Le double discours des employeurs."Les gens sortent du travail par le chômage, par le licenciement, pas par la retraite", explique Anne-Marie Guillemard, sociologue à l'université Paris-Descartes et spécialiste de la protection sociale. "A partir du milieu des années 1970, les employeurs avaient pris l'habitude d'arbitrer les suppressions d'emplois en défaveur des plus âgés, grâce aux dispositifs de préretraites", expliquait également Anne Jolivet, économiste à l'IRES, au Monde, en 2009.
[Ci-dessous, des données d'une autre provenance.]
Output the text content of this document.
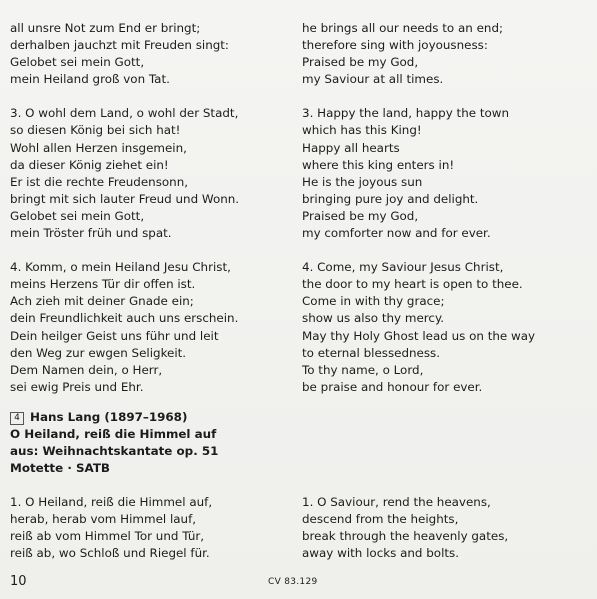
all unsre Not zum End er bringt;
derhalben jauchzt mit Freuden singt:
Gelobet sei mein Gott,
mein Heiland groß von Tat.
3. O wohl dem Land, o wohl der Stadt,
so diesen König bei sich hat!
Wohl allen Herzen insgemein,
da dieser König ziehet ein!
Er ist die rechte Freudensonn,
bringt mit sich lauter Freud und Wonn.
Gelobet sei mein Gott,
mein Tröster früh und spat.
4. Komm, o mein Heiland Jesu Christ,
meins Herzens Tür dir offen ist.
Ach zieh mit deiner Gnade ein;
dein Freundlichkeit auch uns erschein.
Dein heilger Geist uns führ und leit
den Weg zur ewgen Seligkeit.
Dem Namen dein, o Herr,
sei ewig Preis und Ehr.
he brings all our needs to an end;
therefore sing with joyousness:
Praised be my God,
my Saviour at all times.
3. Happy the land, happy the town
which has this King!
Happy all hearts
where this king enters in!
He is the joyous sun
bringing pure joy and delight.
Praised be my God,
my comforter now and for ever.
4. Come, my Saviour Jesus Christ,
the door to my heart is open to thee.
Come in with thy grace;
show us also thy mercy.
May thy Holy Ghost lead us on the way
to eternal blessedness.
To thy name, o Lord,
be praise and honour for ever.
4 Hans Lang (1897–1968)
O Heiland, reiß die Himmel auf
aus: Weihnachtskantate op. 51
Motette · SATB
1. O Heiland, reiß die Himmel auf,
herab, herab vom Himmel lauf,
reiß ab vom Himmel Tor und Tür,
reiß ab, wo Schloß und Riegel für.
1. O Saviour, rend the heavens,
descend from the heights,
break through the heavenly gates,
away with locks and bolts.
10	CV 83.129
De nombreux chercheurs mettent en cause le double discours des employeurs sur cette question : d'un côté, le Medef réclame le relèvement de l'âge légal de départ à la retraite à 63,5 ans. De l'autre, les entreprises font tout pour se débarrasser de leurs seniors. De nombreuses entreprises préfèrent voir leurs salariés partir le plus tôt possible, ces derniers étant considérés comme trop chers et plus assez productifs. Surtout, la difficulté pour les seniors est souvent l'étape suivante : le retour à l'emploi. "La discrimination liée à l'âge à l'embauche est avérée, souligne Anne Jolivet, 57 % des [chômeurs de] 50 ans et plus sont des chômeurs de longue durée."
Des réformes peu efficaces. D'autant plus que ces données évoluent peu : la réforme Fillon de 2003 a eu un effet pervers. Avec les retraites anticipées pour "carrière longue" (plus de 100 000 départs anticipés par an entre 2004 et 2008), le taux d'emploi des seniors n'a quasiment pas progressé ces dernières années.
Le plan d'emploi pour les seniors, inscrit dans la loi de financement de la Sécurité sociale pour 2009, couvre environ 80 % des 17 millions de salariés, selon le ministère du travail. Mais les entreprises ont rarement inscrit des objectifs de recrutement, misant plutôt sur le maintien dans l'emploi.
Améliorer la qualité de l'emploi des seniors. Ce plan reste toutefois très éloigné des politiques volontaristes mises en place dans certains pays. "On est dans du cosmétique", estime Anne-Marie Guillemard. Et de citer l'exemple finlandais. Helsinki a lourdement investi dans l'amélioration des conditions de travail des seniors, l'aménagement des postes et leur fin de carrière.
"La question est bien de savoir pourquoi plus des deux tiers des salariés en France ne souhaitent pas travailler plus longtemps", expliquait Bruno Palier dans un entretien au Monde en février. "Ce n'est pas du tout anecdotique, prévient Anne-Marie Guillemard, c'est un aspect central du débat sur la réforme des retraites : comment donner aux gens envie de rester dans l'emploi."
L'économiste Nicolas Bouzou estime que c'est plutôt l'âge légal de 60 ans qui pousse les employeurs à ne pas investir sur les seniors. Et que repousser cette limite permettrait d'améliorer leur taux d'emploi. Mais d'autres, comme le blogueur et journaliste économique Jean-François Couvrat, remarquent que c'est justement dans la tranche d'âge 55-59 ans qu'il y a le plus d'emplois à gagner.